The SBA said it continued to support changes to Swiss laws that would enable the funds and alternative investment sectors to operate more efficiently in global markets.
But for the asset management business to develop into a more prominent industry in Switzerland, as the SBA would like, it is essential that pressure is maintained on the European Union to ditch protectionist measures in proposed new financial regulations.
“The most important challenge is to ensure that we maintain market access. We have to make sure that the text of new EU regulations does not discriminate against Switzerland,” Margelisch said.
Closer to home, the relationship between commercial banks, the financial regulator and the central bank has been showing signs of strain in recent months.
A raft of new regulations, sponsored by the Swiss Financial Market Supervisory Authority (Finma) and the Swiss National Bank (SNB), has reached its limit, according to the SBA.
Banks have been saddled with “too big to fail” regulations, enhanced capital requirements, new rules to protect the interests of investors and constraints on mortgage lending.

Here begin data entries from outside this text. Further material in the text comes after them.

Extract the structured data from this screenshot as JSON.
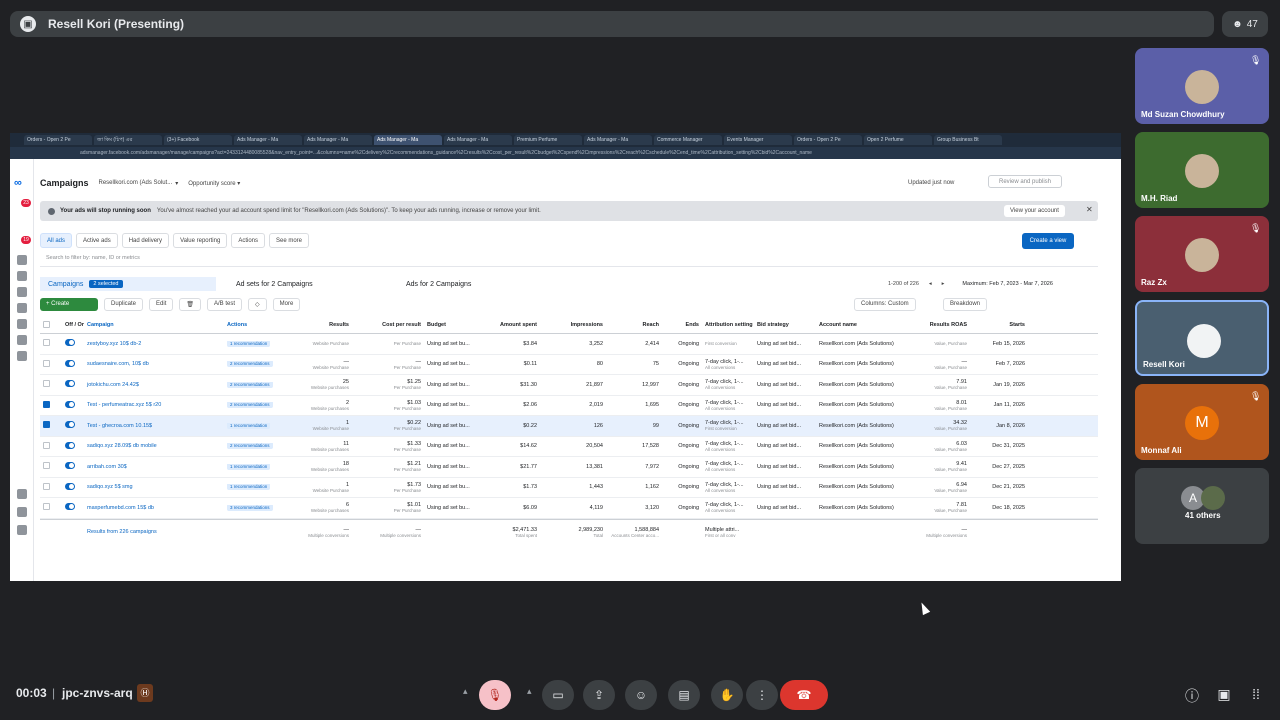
{
  "meeting": {
    "presenter_title": "Resell Kori (Presenting)",
    "participant_count": "47",
    "time": "00:03",
    "code": "jpc-znvs-arq"
  },
  "browser": {
    "tabs": [
      "Orders - Open 2 Pe",
      "জা কিম (চিপ) এর",
      "(3+) Facebook",
      "Ads Manager - Ma",
      "Ads Manager - Ma",
      "Ads Manager - Ma",
      "Ads Manager - Ma",
      "Premium Perfume",
      "Ads Manager - Ma",
      "Commerce Manager",
      "Events Manager",
      "Orders - Open 2 Pe",
      "Open 2 Perfume",
      "Group Business Bt"
    ],
    "active_tab": 5,
    "url": "adsmanager.facebook.com/adsmanager/manage/campaigns?act=2433124480085528&nav_entry_point=...&columns=name%2Cdelivery%2Crecommendations_guidance%2Cresults%2Ccost_per_result%2Cbudget%2Cspend%2Cimpressions%2Creach%2Cschedule%2Cend_time%2Cattribution_setting%2Cbid%2Caccount_name"
  },
  "ads": {
    "page_title": "Campaigns",
    "account": "Resellkori.com (Ads Solut...",
    "opportunity": "Opportunity score",
    "updated": "Updated just now",
    "review_btn": "Review and publish",
    "warning_bold": "Your ads will stop running soon",
    "warning_text": "You've almost reached your ad account spend limit for \"Resellkori.com (Ads Solutions)\". To keep your ads running, increase or remove your limit.",
    "view_account": "View your account",
    "filters": [
      "All ads",
      "Active ads",
      "Had delivery",
      "Value reporting",
      "Actions",
      "See more"
    ],
    "create_view": "Create a view",
    "search_placeholder": "Search to filter by: name, ID or metrics",
    "level_tabs": {
      "campaigns": "Campaigns",
      "selected": "2 selected",
      "adsets": "Ad sets for 2 Campaigns",
      "ads": "Ads for 2 Campaigns"
    },
    "paging": "1-200 of 226",
    "date_range": "Maximum: Feb 7, 2023 - Mar 7, 2026",
    "toolbar": {
      "create": "Create",
      "duplicate": "Duplicate",
      "edit": "Edit",
      "ab": "A/B test",
      "more": "More",
      "columns": "Columns: Custom",
      "breakdown": "Breakdown"
    },
    "columns": [
      "Off / On",
      "Campaign",
      "Actions",
      "Results",
      "Cost per result",
      "Budget",
      "Amount spent",
      "Impressions",
      "Reach",
      "Ends",
      "Attribution setting",
      "Bid strategy",
      "Account name",
      "Results ROAS",
      "Starts"
    ],
    "rows": [
      {
        "name": "zestyboy.xyz 10$ db-2",
        "rec": "1 recommendation",
        "results": "",
        "results_sub": "Website Purchase",
        "cpr": "",
        "cpr_sub": "Per Purchase",
        "budget": "Using ad set bu...",
        "spent": "$3.84",
        "impr": "3,252",
        "reach": "2,414",
        "ends": "Ongoing",
        "attr": "",
        "attr_sub": "First conversion",
        "bid": "Using ad set bid...",
        "acct": "Resellkori.com (Ads Solutions)",
        "roas": "",
        "roas_sub": "Value, Purchase",
        "starts": "Feb 15, 2026",
        "checked": false,
        "selected": false
      },
      {
        "name": "sudaesnaire.com, 10$ db",
        "rec": "2 recommendations",
        "results": "—",
        "results_sub": "Website Purchase",
        "cpr": "—",
        "cpr_sub": "Per Purchase",
        "budget": "Using ad set bu...",
        "spent": "$0.11",
        "impr": "80",
        "reach": "75",
        "ends": "Ongoing",
        "attr": "7-day click, 1-...",
        "attr_sub": "All conversions",
        "bid": "Using ad set bid...",
        "acct": "Resellkori.com (Ads Solutions)",
        "roas": "—",
        "roas_sub": "Value, Purchase",
        "starts": "Feb 7, 2026",
        "checked": false,
        "selected": false
      },
      {
        "name": "jotokichu.com 24.42$",
        "rec": "2 recommendations",
        "results": "25",
        "results_sub": "Website purchases",
        "cpr": "$1.25",
        "cpr_sub": "Per Purchase",
        "budget": "Using ad set bu...",
        "spent": "$31.30",
        "impr": "21,897",
        "reach": "12,997",
        "ends": "Ongoing",
        "attr": "7-day click, 1-...",
        "attr_sub": "All conversions",
        "bid": "Using ad set bid...",
        "acct": "Resellkori.com (Ads Solutions)",
        "roas": "7.91",
        "roas_sub": "Value, Purchase",
        "starts": "Jan 19, 2026",
        "checked": false,
        "selected": false
      },
      {
        "name": "Test - perfumeatrac.xyz 5$ r20",
        "rec": "2 recommendations",
        "results": "2",
        "results_sub": "Website purchases",
        "cpr": "$1.03",
        "cpr_sub": "Per Purchase",
        "budget": "Using ad set bu...",
        "spent": "$2.06",
        "impr": "2,019",
        "reach": "1,695",
        "ends": "Ongoing",
        "attr": "7-day click, 1-...",
        "attr_sub": "All conversions",
        "bid": "Using ad set bid...",
        "acct": "Resellkori.com (Ads Solutions)",
        "roas": "8.01",
        "roas_sub": "Value, Purchase",
        "starts": "Jan 11, 2026",
        "checked": true,
        "selected": false
      },
      {
        "name": "Test - ghecroa.com 10.15$",
        "rec": "1 recommendation",
        "results": "1",
        "results_sub": "Website Purchase",
        "cpr": "$0.22",
        "cpr_sub": "Per Purchase",
        "budget": "Using ad set bu...",
        "spent": "$0.22",
        "impr": "126",
        "reach": "99",
        "ends": "Ongoing",
        "attr": "7-day click, 1-...",
        "attr_sub": "First conversion",
        "bid": "Using ad set bid...",
        "acct": "Resellkori.com (Ads Solutions)",
        "roas": "34.32",
        "roas_sub": "Value, Purchase",
        "starts": "Jan 8, 2026",
        "checked": true,
        "selected": true
      },
      {
        "name": "sadiqo.xyz 28.09$ db mobile",
        "rec": "2 recommendations",
        "results": "11",
        "results_sub": "Website purchases",
        "cpr": "$1.33",
        "cpr_sub": "Per Purchase",
        "budget": "Using ad set bu...",
        "spent": "$14.62",
        "impr": "20,504",
        "reach": "17,528",
        "ends": "Ongoing",
        "attr": "7-day click, 1-...",
        "attr_sub": "All conversions",
        "bid": "Using ad set bid...",
        "acct": "Resellkori.com (Ads Solutions)",
        "roas": "6.03",
        "roas_sub": "Value, Purchase",
        "starts": "Dec 31, 2025",
        "checked": false,
        "selected": false
      },
      {
        "name": "arribah.com 30$",
        "rec": "1 recommendation",
        "results": "18",
        "results_sub": "Website purchases",
        "cpr": "$1.21",
        "cpr_sub": "Per Purchase",
        "budget": "Using ad set bu...",
        "spent": "$21.77",
        "impr": "13,381",
        "reach": "7,972",
        "ends": "Ongoing",
        "attr": "7-day click, 1-...",
        "attr_sub": "All conversions",
        "bid": "Using ad set bid...",
        "acct": "Resellkori.com (Ads Solutions)",
        "roas": "9.41",
        "roas_sub": "Value, Purchase",
        "starts": "Dec 27, 2025",
        "checked": false,
        "selected": false
      },
      {
        "name": "sadiqo.xyz 5$ smg",
        "rec": "1 recommendation",
        "results": "1",
        "results_sub": "Website Purchase",
        "cpr": "$1.73",
        "cpr_sub": "Per Purchase",
        "budget": "Using ad set bu...",
        "spent": "$1.73",
        "impr": "1,443",
        "reach": "1,162",
        "ends": "Ongoing",
        "attr": "7-day click, 1-...",
        "attr_sub": "All conversions",
        "bid": "Using ad set bid...",
        "acct": "Resellkori.com (Ads Solutions)",
        "roas": "6.94",
        "roas_sub": "Value, Purchase",
        "starts": "Dec 21, 2025",
        "checked": false,
        "selected": false
      },
      {
        "name": "maxperfumebd.com 15$ db",
        "rec": "3 recommendations",
        "results": "6",
        "results_sub": "Website purchases",
        "cpr": "$1.01",
        "cpr_sub": "Per Purchase",
        "budget": "Using ad set bu...",
        "spent": "$6.09",
        "impr": "4,119",
        "reach": "3,120",
        "ends": "Ongoing",
        "attr": "7-day click, 1-...",
        "attr_sub": "All conversions",
        "bid": "Using ad set bid...",
        "acct": "Resellkori.com (Ads Solutions)",
        "roas": "7.81",
        "roas_sub": "Value, Purchase",
        "starts": "Dec 18, 2025",
        "checked": false,
        "selected": false
      }
    ],
    "footer": {
      "label": "Results from 226 campaigns",
      "results": "—",
      "results_sub": "Multiple conversions",
      "cpr": "—",
      "cpr_sub": "Multiple conversions",
      "spent": "$2,471.33",
      "spent_sub": "Total spent",
      "impr": "2,989,230",
      "impr_sub": "Total",
      "reach": "1,588,884",
      "reach_sub": "Accounts Center acco...",
      "attr": "Multiple attri...",
      "attr_sub": "First or all conv",
      "roas": "—",
      "roas_sub": "Multiple conversions"
    }
  },
  "participants": [
    {
      "name": "Md Suzan Chowdhury",
      "bg": "#5b5fa8",
      "muted": true
    },
    {
      "name": "M.H. Riad",
      "bg": "#3d6b2f",
      "muted": false
    },
    {
      "name": "Raz Zx",
      "bg": "#8c2f3a",
      "muted": true
    },
    {
      "name": "Resell Kori",
      "bg": "#4a5f70",
      "muted": false
    },
    {
      "name": "Monnaf Ali",
      "bg": "#b0551d",
      "muted": true,
      "initial": "M"
    },
    {
      "name": "41 others",
      "bg": "#3c4043",
      "muted": false,
      "initial": "A"
    }
  ]
}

Furthermore, the SNB has twice fired recent warning shots over the bows of the banking sector indicating that it still was not satisfied with the levels of stability.
In June, the SNB singled out Credit Suisse and UBS for failing to implement new regulations fast enough. And on Monday, SNB chairman Thomas Jordan warned that the Swiss financial sector could still “propagate large financial shocks to the rest of the economy.”
Margelisch believes that the time has come to redress the balance between protecting investors and the stability of the financial sector and allowing banks to make profits.
“We have seen that conditions for the activities of banks have clearly suffered and we have to correct this situation,” he said. “We need the right conditions to maintain the global competitiveness of our banks as competition abroad increases.”
One ray of light for the SBA is the encouraging feedback it has received from China concerning Switzerland’s proposed role as a major global trading hub for the renminbi.
As China slowly releases controls on its currency, it is foreseen that the renminbi could challenge the dollar in the near future as a global currency of trade and credit.
Britain has already leveraged its historical connections with Hong Kong to position London as a centre for renminbi currency trades and Switzerland wants to follow suit.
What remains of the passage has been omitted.